Investigating Census Returns
Useful Sources of Census Returns
- http://www.nationalarchives.gov.uk/census/
- http://www.scotlandspeople.gov.uk/
- http://census.nationalarchives.ie/
- http://www.ons.gov.uk/census/
Bristol Central Library, College Green, Bristol
1881 Census and national index (1999)
Description: A set of CDs containing the 1881 British Census and its national index. Containing data covering England, Scotland, Wales, Channel Islands, Isle of Man, and the Royal Navy.
Where: Reference Library, Central Library.
Library access: CD-ROM resource. Please ask staff to load discs for you.
1891 Census (Index for Avon: Volumes 1 to 3)
Description: Surname index for Bristol, Bath and North Avon.
Where: Reference Library, Central Library.
Library access: CD-ROM resource.
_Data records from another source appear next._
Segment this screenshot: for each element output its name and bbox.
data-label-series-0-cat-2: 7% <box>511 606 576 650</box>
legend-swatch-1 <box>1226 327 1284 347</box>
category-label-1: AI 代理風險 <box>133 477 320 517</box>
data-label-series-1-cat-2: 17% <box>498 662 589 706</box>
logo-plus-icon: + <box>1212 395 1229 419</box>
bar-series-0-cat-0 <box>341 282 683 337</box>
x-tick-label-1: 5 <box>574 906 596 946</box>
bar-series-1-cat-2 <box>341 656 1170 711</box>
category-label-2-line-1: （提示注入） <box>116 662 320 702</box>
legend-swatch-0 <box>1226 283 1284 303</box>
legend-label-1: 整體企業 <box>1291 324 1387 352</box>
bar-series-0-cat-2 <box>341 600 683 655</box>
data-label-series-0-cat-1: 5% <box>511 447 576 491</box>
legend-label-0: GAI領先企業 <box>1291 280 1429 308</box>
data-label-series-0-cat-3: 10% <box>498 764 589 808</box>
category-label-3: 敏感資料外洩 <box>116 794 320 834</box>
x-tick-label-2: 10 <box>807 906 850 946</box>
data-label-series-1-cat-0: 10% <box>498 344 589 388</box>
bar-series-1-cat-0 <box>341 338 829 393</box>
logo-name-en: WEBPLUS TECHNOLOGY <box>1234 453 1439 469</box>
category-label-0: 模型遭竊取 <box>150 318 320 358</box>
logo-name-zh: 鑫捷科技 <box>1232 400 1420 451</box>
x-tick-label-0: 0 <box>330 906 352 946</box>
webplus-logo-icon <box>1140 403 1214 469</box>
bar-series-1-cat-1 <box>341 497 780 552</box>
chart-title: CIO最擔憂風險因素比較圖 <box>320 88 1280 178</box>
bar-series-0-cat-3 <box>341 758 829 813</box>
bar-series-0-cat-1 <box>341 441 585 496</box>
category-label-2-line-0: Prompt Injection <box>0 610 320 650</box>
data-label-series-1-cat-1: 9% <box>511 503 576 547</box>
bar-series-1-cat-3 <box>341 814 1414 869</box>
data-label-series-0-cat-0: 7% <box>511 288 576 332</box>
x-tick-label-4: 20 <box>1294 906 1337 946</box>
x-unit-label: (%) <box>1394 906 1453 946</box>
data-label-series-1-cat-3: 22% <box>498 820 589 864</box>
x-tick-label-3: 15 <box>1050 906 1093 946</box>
Please ask staff to load discs for you.
Note: Census returns are subject to copyright and we cannot reproduce them on this site however you will be able to access them via the links given above.
Support materials:
- Census returns
- Images
- Oral history
- Historical Ordnance Survey (OS) maps contemporary with the date of the Census Return (Alan Godfrey Maps produce large scale plans of OS maps for towns throughout the UK and Ireland)
- Contemporary OS map
Questions to ask
- What is a census?
- What kinds of information does a census contain?
- Number of people
- The head of the house
- Number of children
- All their ages
- All their names
- Where they were born
- Their occupations
- Their relationship to each other
- Their role in the household
- How does population information from a census help with a study of the Floating Harbour area?
- Size of the population
- Were most of the people living near the Floating Harbour born locally or did they move there from elsewhere
- Population diversity and how this has changed
- The kind of work done by most people who lived in the area
- Whether the people living here mainly poor or wealthy? Why was this?
Discuss the importance of a census as part of a wider investigation by setting it in the context of other sources of historical evidence e.g. books, maps, images, film, the built environment and artefacts.
Use the census information to creating an activity that compares different households:
- A middle class and working class household in the Floating Harbour area
- Compare two working class households living near docks in different parts of the UK at the same time
- Compare two working class households living in different areas of Bristol at the same time.
- Other similar variations on this theme
If possible use the census information to research in depth a specific individual connected with the Floating Harbour and the work of the City Docks thus building up a history of their life: name, nickname, marital status, family details, age, job, address. This would involve using additional documentation and images. It also provides an opportunity for pupils to use their creativity to explain and fill in the gaps and promotes a wider discussion of the usefulness of historical resources.